Shifts in Brain Dynamics and Drivers of Consciousness State Transitions

Understanding the neural mechanisms underlying the transitions between different states of consciousness is a fundamental challenge in neuroscience. Thus, we investigate the underlying drivers of changes during the resting-state dynamics of the human brain, as captured by functional magnetic resonance imaging (fMRI) across varying levels of consciousness (awake, light sedation, deep sedation, and recovery). We deploy a model-based approach relying on linear time-invariant (LTI) dynamical systems under unknown inputs (UI). Our findings reveal distinct changes in the spectral profile of brain dynamics - particularly regarding the stability and frequency of the system's oscillatory modes during transitions between consciousness states.

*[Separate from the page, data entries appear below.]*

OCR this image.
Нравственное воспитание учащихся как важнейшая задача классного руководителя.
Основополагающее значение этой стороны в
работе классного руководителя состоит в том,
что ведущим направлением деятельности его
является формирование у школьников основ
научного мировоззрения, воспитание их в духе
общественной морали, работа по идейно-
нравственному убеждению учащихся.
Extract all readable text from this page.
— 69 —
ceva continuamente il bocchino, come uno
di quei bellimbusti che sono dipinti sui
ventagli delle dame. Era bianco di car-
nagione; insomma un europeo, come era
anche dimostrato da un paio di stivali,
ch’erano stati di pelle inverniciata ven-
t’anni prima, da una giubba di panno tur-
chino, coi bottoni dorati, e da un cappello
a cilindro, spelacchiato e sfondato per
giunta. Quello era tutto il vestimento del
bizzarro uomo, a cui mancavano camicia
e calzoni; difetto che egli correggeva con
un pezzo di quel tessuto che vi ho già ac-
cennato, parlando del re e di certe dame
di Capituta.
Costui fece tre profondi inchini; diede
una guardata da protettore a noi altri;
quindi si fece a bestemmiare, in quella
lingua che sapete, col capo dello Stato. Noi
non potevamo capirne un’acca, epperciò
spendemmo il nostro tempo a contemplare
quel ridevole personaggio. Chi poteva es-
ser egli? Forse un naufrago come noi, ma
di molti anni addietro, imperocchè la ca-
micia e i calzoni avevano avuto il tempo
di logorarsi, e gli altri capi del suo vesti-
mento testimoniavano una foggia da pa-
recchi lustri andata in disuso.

These models further enable us to identify external drivers influencing large-scale brain activity during naturalistic auditory stimulation. Our findings suggest that these identified inputs delineate how stimulus-induced co-activity propagation differs across consciousness states. Notably, our approach showcases the effectiveness of LTI models under UI in capturing large-scale brain dynamic changes and drivers in complex paradigms, such as naturalistic stimulation, which are not conducive to conventional general linear model analysis. Importantly, our findings shed light on how brain-wide dynamics and drivers evolve as the brain transitions towards conscious states, holding promise for developing more accurate biomarkers of consciousness recovery in disorders of consciousness.